Google Answers Logo
View Question
 
Q: Ho to convert a *.pdf file to a text file ( Answered 5 out of 5 stars,   4 Comments )
Question  
Subject: Ho to convert a *.pdf file to a text file
Category: Computers > Programming
Asked by: vaac-ga
List Price: $2.00
Posted: 08 Feb 2004 20:40 PST
Expires: 09 Mar 2004 20:40 PST
Question ID: 304870
Does anybody know of a way to convert a *.pdf file, or a document word
pad file or a new bitmap image paint file to a text file. I want to do
this so that I can edit it. The only methods I can think of are
manually copying it, or printing it out, scanning the printed page and
using OCR. Both methods are very inconvenient, laborious and error
prone. Is there a better way? If not can at least the *.pdf file be
OCR-d or introduced in Visioneer's PaperPort without first copying it
to paper?Does anybody know of a way to convert a *.pdf file, or a
document word pad file or a new bitmap image paint file to a text
file.
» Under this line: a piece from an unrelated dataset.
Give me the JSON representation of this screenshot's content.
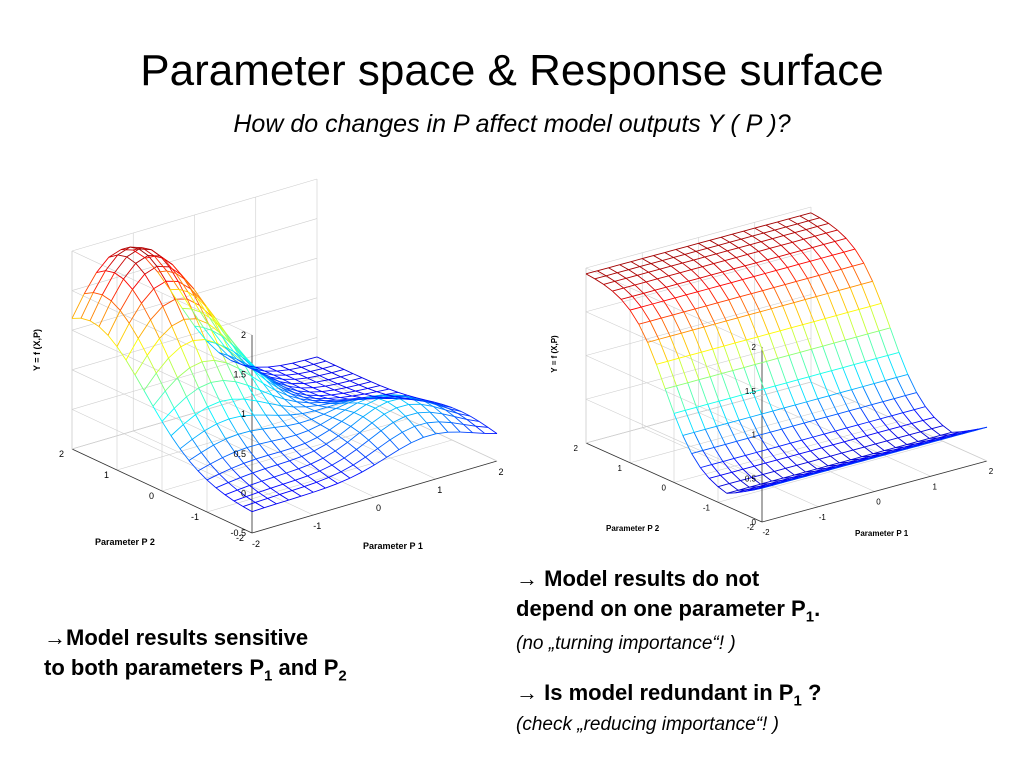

I want to do this so that I can edit it. The only methods I can
think of are manually copying it, or printing it out, scanning the
printed page and using OCR. Both methods are very inconvenient,
laborious and error prone. Is there a better way? If not can at least
the *.pdf file be OCR-d or introduced in Visioneer's PaperPort without
first copying it to paper?Does anybody know of a way to convert a
*.pdf file, or a document word pad file or a new bitmap image paint
file to a text file. I want to do this so that I can edit it. The only
methods I can think of are manually copying it, or printing it out,
scanning the printed page and using OCR. Both methods are very
inconvenient, laborious and error prone. Is there a better way? If not
can at least the *.pdf file be OCR-d or introduced in Visioneer's
PaperPort without first copying it to paper?
Answer  
Subject: Re: Ho to convert a *.pdf file to a text file
Answered By: webadept-ga on 09 Feb 2004 12:24 PST
Rated:5 out of 5 stars
 
Adobe has a service online, which you can use by posting the pdf file
on a webserver some where, so the bot can get at it, or, by emailing
the pdf to them.  I use the email version of this quite often, and it
is rather good, and the responding email is very fast.

The link for these tools is here :

http://www.adobe.com/products/acrobat/access_onlinetools.html

google search PDF to Text


webadept-ga

Request for Answer Clarification by vaac-ga on 10 Feb 2004 20:50 PST
I have tried right double clicking and left double clicking the "T" in
Acrobat reader. Both enable  to highlight several lines in the first
column but not without also highlighting several lines in the next
column. Pressing CTRL-C,  going to notepad or Wordpad  and pressing
CTRL-V produces text; but the text is  from somewhere else in the
*.pdf document, NOT the text I have highlighted.
Could you please elablorate more precisely how I am going to go about
if I want to copy a sentence ot a table to text.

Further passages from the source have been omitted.